Under the Representation of People Act, the Chief Registering Officer supervises and directs registering officers in the performance of their functions and the Act requires that the registering officer or the enumerator must comply with any general or specific directions which the Chief Registering Officer (The Chief Electoral Officer) may give. The Chief Electoral Officer (Supervisor of Elections for the purpose of elections), while therefore clearly in a position to question the decision of the registration officers, does not make unilateral decisions in that regard.
Like everything else there are checks and balances. At the end of every month, the EBC is supposed to send correspondence to every registered political party, in relation to insertions (in relation to persons coming onto the list of a constituency) and deletions (persons who have been deleted for various ranging from shifts in the geographic location of electors to death) in every constituency.
So parties can do their own investigation.
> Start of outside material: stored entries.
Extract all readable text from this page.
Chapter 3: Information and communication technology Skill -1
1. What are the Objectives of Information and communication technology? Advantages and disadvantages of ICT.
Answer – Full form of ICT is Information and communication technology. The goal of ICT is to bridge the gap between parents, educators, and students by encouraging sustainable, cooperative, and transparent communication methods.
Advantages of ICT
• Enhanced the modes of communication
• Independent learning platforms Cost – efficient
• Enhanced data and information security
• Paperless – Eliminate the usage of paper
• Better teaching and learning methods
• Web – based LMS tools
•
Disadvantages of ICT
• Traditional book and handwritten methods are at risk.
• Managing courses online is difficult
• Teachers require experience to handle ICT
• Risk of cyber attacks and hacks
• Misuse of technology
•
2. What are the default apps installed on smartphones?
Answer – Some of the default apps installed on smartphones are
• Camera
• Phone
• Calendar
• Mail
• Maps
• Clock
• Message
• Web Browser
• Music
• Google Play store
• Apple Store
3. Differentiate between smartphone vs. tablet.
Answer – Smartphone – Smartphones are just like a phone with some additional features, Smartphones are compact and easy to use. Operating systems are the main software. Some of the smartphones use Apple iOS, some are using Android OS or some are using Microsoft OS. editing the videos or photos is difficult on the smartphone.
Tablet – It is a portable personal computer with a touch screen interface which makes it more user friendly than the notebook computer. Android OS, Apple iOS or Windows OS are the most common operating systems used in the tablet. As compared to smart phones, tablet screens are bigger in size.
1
This is further evidence of checks and balances. There is an objection period as well, and any citizen on the constituency list can object to a name on the list which requires an investigation by the Commission. Under Section 40 of the Representation of People (Registration of Electors) Regulations, 1990 any person can make a claim or objection to the registration officer of the constituency within 5-7 days following the date of publication of the list of electors and the registration officer will deem (given the provisions of the Regulations) whether or not the objection has any merit which will then be investigated.
These objections can be honoured or rejected. But the protocols are clearly outlined in the Regulations. There is no attempt to mystify the public. It simply requires, as I previously stated, sufficient energy and motivation to access the Regulations which are available via the World Wide Web free of charge. Whenever in doubt, I retreat to the source document, not to second hand, salacious propaganda. That is unhelpful in a genuine democracy.
Let us also not forget that good elections also connote that the candidates, political parties and ordinary citizens can sue the Elections Commission for a number of wide ranging issues. So for instance, in St. Vincent and the Grenadines, we have the ongoing case of the NDP which filed two election petitions against the election body challenging the results in the Central Leeward and North Windward constituencies in the December 2015 general elections.
One of the tenants of good elections is the recourse to the law to mediate election related issues and this is available to political parties, citizens and candidates in Barbados. Of course, as we were recently made aware, there are always issues pertaining to voter eligibility. And so we have a number of Commonwealth citizens contesting the refusal of the EBC to register them as voters. But overall, the law demands that potential voters meet certain requirements in order to register to vote. There are no onerous requirements on the eligibility to vote.
I would concede that that there is a close link between registration and voter turnout, especially as certain demographic groups like the young and the poor and the less educated are less likely to register and vote. And this can be partly improved with greater attention to public education by the EBC.
Is there collusion among the Board of the EBC, registration officers, the judiciary and the incumbent government? I think not!